Kenneth Feinberg will soon start setting rules for 2010 compensation at the same companies, all on government life support, and this time his demands could be much more stinging.
Feinberg last week said he was cutting overall 2009 pay by an average of 50 percent for the top earners at the seven companies. Most of the firms downplayed the moves, noting they really only impact the last few months of the year.
But Feinberg told Reuters his 2009 rulings will likely have an impact on next year’s pay structures, and that next year he will deal with compensation for the entire 12 months.
“When we start talking about what to do in January 2010, we are building off of my recommendations for 2009,” Feinberg said in an interview at his Washington law office. “I don’t think it is so insignificant.”
Feinberg has so far ruled on pay for the 25 highest-paid employees at each of the seven largest recipients of government funds. By the end of the this year, he must rule on compensation for the next 75 earners on the companies’ pay scales.
Given frequent comings and goings at many of the bailout recipients, he will have to start from scratch next year with regards to many of the “top 25″ at the affected firms.
“We have to start anew in 2010 building on the 2009 compensation packages,” said Feinberg, seated in an office decorated with photos of him with politicians and framed editorials and news clippings about his various jobs. “The reason it is anew is because there will be different people in the top 25.”
Of course, some companies could escape Feinberg’s purview if they repay funds borrowed under the government’s Troubled Asset Relief Program.
Feinberg is looking at pay at seven companies that have received taxpayer assistance totaling more than $300 billion: American International Group Inc, Bank of America Corp, Citigroup Inc, General Motors Co, Chrysler, GMAC and Chrysler Financial.
In testimony prepared for a congressional hearing on Wednesday, Feinberg told lawmakers his authority should not be expanded beyond the seven companies.
“The Federal government should not enter the business
of micromanaging compensation practices beyond these seven companies by expanding my jurisdiction or broadening my discretionary authority,” Feinberg said in written testimony to the U.S. House of Representatives Oversight and Government Reform Committee.

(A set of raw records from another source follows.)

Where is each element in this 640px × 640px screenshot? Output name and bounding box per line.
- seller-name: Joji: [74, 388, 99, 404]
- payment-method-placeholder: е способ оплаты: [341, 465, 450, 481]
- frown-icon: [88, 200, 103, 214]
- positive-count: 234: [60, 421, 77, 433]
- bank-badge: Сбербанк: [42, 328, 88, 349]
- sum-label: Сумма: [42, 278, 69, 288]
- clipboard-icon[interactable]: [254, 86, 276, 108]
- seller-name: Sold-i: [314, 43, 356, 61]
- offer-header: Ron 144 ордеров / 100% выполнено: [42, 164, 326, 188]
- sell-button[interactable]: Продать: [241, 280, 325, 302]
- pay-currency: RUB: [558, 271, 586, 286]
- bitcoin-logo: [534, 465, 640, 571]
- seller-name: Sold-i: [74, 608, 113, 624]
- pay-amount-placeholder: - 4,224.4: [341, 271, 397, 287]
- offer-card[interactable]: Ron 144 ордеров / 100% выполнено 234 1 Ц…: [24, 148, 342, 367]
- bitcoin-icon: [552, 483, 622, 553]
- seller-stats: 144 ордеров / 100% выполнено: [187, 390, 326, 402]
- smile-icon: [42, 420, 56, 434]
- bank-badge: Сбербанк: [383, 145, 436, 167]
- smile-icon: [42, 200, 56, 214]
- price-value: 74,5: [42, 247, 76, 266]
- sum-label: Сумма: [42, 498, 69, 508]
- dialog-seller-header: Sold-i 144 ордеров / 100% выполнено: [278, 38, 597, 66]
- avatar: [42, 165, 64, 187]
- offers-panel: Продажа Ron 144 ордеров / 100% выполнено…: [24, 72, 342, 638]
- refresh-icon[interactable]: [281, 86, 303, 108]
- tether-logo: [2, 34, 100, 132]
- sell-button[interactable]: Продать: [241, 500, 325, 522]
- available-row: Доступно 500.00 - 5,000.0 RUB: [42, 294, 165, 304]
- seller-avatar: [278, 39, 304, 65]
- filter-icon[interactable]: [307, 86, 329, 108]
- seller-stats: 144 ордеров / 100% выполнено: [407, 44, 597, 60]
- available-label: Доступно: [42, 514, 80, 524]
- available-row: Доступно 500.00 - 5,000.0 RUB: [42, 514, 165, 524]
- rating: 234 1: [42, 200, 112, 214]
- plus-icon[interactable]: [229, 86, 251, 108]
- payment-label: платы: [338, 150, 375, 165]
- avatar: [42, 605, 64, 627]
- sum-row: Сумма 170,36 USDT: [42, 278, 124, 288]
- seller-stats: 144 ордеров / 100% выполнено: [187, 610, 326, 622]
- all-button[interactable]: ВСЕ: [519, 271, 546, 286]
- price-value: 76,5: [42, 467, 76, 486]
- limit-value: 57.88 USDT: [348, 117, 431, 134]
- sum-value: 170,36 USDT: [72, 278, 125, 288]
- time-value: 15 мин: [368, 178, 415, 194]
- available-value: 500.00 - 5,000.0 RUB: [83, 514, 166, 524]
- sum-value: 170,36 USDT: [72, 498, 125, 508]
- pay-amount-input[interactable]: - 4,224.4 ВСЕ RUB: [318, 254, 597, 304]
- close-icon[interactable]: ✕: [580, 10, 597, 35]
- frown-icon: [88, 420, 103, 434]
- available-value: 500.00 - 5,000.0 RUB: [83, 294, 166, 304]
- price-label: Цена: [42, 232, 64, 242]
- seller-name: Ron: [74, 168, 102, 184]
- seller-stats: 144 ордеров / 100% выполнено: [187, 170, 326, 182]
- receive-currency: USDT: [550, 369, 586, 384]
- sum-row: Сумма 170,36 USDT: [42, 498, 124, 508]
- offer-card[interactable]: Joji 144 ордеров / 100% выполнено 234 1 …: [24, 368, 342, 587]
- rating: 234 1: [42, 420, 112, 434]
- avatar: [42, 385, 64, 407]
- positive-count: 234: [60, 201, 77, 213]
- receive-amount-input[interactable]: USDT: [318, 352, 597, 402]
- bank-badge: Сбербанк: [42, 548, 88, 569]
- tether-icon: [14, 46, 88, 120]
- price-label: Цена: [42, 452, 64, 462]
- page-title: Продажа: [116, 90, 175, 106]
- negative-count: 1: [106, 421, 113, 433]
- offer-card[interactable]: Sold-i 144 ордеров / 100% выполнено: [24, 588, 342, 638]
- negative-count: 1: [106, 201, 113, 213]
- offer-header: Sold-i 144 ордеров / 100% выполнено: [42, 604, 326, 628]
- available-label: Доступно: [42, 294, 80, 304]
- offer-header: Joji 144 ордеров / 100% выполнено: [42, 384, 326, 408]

Feinberg said on Tuesday during remarks at a symposium at Georgetown Law School, sponsored by The Aspen Institute, that his first wave of rulings were not driven by the public “outrage” that has engulfed Wall Street firms since the collapse of the financial sector last year.
Feinberg said he was doubtful his rulings would help satisfy the public thirst to punish firms that received exceptional bailouts.
“I am not sure I will be able to bridge the gap, which is huge, between Wall Street mentality and Main Street mentality,” Feinberg said during his remarks.
Feinberg — who was previously best known for overseeing the compensation fund for victims of the September 11 attacks — also can decide in coming weeks whether to issue advisory opinions on long-standing compensation deals, technically not within his reach.
Such matters include the pay of outgoing Bank of America Chief Executive Ken Lewis, who is owed about $125 million in retirement and accrued compensation. Lewis’ pact is outside Feinberg’s authority because it was agreed to before a February cutoff date.
Feinberg could also wield his power to try to “claw back” compensation paid to any employee of any company that accepted taxpayer bailouts, beyond the seven firms under his immediate authority. Feinberg has said he would only use this tool in the most “egregious” cases.
“I don’t want any of these companies to feel that the so-called czar has been arbitrary or imperious,” he told Reuters. “That is not what this process is all about.”